Nous nous trouvons donc confrontés à une aporie : le seul événement susceptible (peut-être) de provoquer un basculement des représentations, où l’homme cesserait de considérer que le pouvoir fonde le droit, et qu’il est libre de disposer à sa guise du reste du vivant, serait l’événement qui mettrait un terme à notre histoire d’espèce vivante, et à nombre d’autres espèces.
Nous voici placés face au paradoxe de la Mort et de l’Inconscient décrit par Freud, qui s’excluent mutuellement. La mort approche en rêve mais quand elle est là, le sommeil s’interrompt.
Nous sommes des dormeurs ; nous rêvons ; la mort approche, et nous touche l’épaule ; et nous nous réveillons pour découvrir qu’elle se tient vraiment là devant nous, et qu’elle est entrée dans notre chambre comme elle s'approchait en rêve, et s’est penchée sur notre lit.

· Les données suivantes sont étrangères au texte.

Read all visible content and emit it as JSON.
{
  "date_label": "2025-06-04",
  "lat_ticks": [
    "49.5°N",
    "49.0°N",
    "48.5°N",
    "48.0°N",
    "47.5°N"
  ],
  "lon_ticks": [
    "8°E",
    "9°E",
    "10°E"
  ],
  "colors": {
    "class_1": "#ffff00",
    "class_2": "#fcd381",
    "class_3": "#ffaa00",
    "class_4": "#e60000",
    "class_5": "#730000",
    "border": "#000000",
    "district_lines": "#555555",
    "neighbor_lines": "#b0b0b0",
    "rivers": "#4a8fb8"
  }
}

Présente, en rêve et en os.
Nous approchons d’un point de non-retour, provoqué par 100 000 ans d’histoire phylogénétique et culturelle qui nous a amenés à asservir, dominer, exploiter sans remords, tout en croissant et en multipliant sans aucune restriction, sans vouloir entendre qu’il existait une limite à ce qu’un système planétaire peut supporter. Les prophéties, les sciences, l’expression multiple dans toutes les langues du monde sont manifestement impuissantes à ralentir même le processus. Nous avons traité la nature et tous les êtres qu’elle contenait sans pitié, réservant notre pitié à nous-mêmes. Et voici comment je plie St Paul à mes raisons :
« Les prophéties ? Elles disparaîtront. Les langues ? Elles se tairont. La science ? Elle disparaîtra. (…) Aujourd’hui, certes, nous voyons dans un miroir, d’une manière confuse, mais alors ce sera face à face. »
Corinthiens, 13.8 ; 13.12.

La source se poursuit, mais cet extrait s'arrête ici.